# Kernel help



## edwards2243 (Jun 11, 2011)

I'm on GummyCharged GBE RC1.2... when I go into 'about phone' I see the default kernel, not Imoseyon's kernel that was supposed to come with the ROM. Did I flash the ROM wrong? How do i flash Imoseyon's latest kernel? CWM? Do I wipe?

Edit: my phone is running really smoothly right now, not even sure switching kernels will provide a performance increase to offset any loss in stability...

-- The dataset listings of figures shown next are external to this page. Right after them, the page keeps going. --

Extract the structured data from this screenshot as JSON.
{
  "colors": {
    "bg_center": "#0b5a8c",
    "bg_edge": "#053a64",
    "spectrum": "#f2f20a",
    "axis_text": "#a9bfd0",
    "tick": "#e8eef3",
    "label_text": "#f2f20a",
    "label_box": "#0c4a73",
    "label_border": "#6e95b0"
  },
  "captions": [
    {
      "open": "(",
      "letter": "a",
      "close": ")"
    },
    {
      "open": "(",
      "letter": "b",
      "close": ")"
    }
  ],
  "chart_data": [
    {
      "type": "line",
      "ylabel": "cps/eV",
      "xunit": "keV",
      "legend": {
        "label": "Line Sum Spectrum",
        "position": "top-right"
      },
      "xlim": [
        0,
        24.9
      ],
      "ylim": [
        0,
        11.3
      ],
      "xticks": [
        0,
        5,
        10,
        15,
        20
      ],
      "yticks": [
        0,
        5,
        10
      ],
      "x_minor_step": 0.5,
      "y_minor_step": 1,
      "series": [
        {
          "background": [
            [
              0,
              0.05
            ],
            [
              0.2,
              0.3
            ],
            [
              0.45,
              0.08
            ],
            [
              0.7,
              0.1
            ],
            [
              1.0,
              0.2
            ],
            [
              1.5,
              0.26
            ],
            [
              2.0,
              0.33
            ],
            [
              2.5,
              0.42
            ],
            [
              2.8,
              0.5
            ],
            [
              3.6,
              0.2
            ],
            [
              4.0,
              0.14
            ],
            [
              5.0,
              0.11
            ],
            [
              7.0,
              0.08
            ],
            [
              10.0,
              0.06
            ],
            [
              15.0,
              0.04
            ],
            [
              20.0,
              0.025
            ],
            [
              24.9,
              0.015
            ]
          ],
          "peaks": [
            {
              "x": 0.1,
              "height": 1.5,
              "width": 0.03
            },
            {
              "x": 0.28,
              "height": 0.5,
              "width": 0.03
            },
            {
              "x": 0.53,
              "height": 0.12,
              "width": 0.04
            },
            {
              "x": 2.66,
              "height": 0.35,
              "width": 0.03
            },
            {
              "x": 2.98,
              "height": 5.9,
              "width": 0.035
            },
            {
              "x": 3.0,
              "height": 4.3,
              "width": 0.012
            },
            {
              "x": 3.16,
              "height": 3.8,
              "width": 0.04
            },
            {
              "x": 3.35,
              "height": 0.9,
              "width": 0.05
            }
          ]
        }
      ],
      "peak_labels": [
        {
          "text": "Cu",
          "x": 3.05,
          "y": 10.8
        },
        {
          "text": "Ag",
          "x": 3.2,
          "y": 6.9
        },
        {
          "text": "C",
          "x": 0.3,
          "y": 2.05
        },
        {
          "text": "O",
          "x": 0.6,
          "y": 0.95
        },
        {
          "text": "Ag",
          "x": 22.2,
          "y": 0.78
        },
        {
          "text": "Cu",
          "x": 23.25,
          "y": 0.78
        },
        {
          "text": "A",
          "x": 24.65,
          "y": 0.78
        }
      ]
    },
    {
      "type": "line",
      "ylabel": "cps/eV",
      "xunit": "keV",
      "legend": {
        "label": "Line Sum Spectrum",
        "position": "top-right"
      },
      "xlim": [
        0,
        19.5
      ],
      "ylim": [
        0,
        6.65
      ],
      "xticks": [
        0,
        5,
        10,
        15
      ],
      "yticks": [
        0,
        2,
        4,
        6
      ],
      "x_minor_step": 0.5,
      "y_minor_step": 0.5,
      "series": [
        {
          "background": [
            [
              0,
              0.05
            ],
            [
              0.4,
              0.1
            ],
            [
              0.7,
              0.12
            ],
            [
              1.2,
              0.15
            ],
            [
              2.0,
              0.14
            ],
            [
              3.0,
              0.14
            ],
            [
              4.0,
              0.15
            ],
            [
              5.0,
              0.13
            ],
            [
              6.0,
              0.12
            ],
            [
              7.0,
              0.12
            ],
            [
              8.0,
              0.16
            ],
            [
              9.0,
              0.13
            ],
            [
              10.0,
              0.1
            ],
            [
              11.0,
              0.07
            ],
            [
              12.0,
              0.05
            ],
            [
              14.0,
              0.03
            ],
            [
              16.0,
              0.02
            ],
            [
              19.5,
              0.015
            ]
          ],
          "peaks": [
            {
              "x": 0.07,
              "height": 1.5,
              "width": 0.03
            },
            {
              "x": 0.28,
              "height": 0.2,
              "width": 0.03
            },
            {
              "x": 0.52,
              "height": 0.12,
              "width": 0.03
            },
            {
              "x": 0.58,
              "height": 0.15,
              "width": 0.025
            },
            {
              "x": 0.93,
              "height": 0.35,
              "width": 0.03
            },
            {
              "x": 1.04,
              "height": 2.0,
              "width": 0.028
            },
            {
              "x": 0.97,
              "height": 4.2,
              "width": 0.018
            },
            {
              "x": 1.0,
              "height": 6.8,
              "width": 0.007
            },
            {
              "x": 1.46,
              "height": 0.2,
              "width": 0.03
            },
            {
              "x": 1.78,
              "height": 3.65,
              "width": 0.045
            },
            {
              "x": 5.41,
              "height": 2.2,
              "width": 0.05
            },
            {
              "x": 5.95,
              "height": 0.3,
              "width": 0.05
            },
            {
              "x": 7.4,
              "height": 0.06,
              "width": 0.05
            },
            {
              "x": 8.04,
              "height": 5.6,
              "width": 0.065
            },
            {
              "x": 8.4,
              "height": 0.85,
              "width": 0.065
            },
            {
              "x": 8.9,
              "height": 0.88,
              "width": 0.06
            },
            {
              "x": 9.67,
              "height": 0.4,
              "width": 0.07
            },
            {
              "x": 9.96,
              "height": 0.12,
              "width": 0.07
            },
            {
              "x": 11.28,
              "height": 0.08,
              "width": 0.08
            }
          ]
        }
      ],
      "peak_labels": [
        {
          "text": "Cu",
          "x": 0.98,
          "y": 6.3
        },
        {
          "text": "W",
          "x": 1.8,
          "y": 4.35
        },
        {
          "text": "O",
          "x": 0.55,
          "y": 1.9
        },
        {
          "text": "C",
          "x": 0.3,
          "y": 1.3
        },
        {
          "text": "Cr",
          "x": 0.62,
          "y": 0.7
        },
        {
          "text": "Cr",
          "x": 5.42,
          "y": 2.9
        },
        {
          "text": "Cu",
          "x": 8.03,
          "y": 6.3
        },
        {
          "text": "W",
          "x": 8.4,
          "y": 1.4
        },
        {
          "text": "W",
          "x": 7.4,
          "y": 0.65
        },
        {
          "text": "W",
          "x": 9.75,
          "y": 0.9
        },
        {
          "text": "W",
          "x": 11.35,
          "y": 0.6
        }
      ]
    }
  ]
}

Sent from my Gummy Charged GBE 2.0 using Tapatalk


----------



## clumsyninja21 (Jun 10, 2011)

"edwards2243 said:


> I'm on GummyCharged GBE RC1.2... when I go into 'about phone' I see the default kernel, not Imoseyon's kernel that was supposed to come with the ROM. Did I flash the ROM wrong? How do i flash Imoseyon's latest kernel? CWM? Do I wipe?
> 
> Edit: my phone is running really smoothly right now, not even sure switching kernels will provide a performance increase to offset any loss in stability...
> 
> Sent from my Gummy Charged GBE 2.0 using Tapatalk


It will still show the default kernel even if you changed it. Until source is released for the gb kernel, all they can do is mod the ota kernel and repackage it.


----------



## edwards2243 (Jun 11, 2011)

clumsyninja21 said:


> It will still show the default kernel even if you changed it. Until source is released for the gb kernel, all they can do is mod the ota kernel and repackage it.


Ok, that explains it then. Thanks!

Sent from my Gummy Charged GBE 2.0 using Tapatalk


----------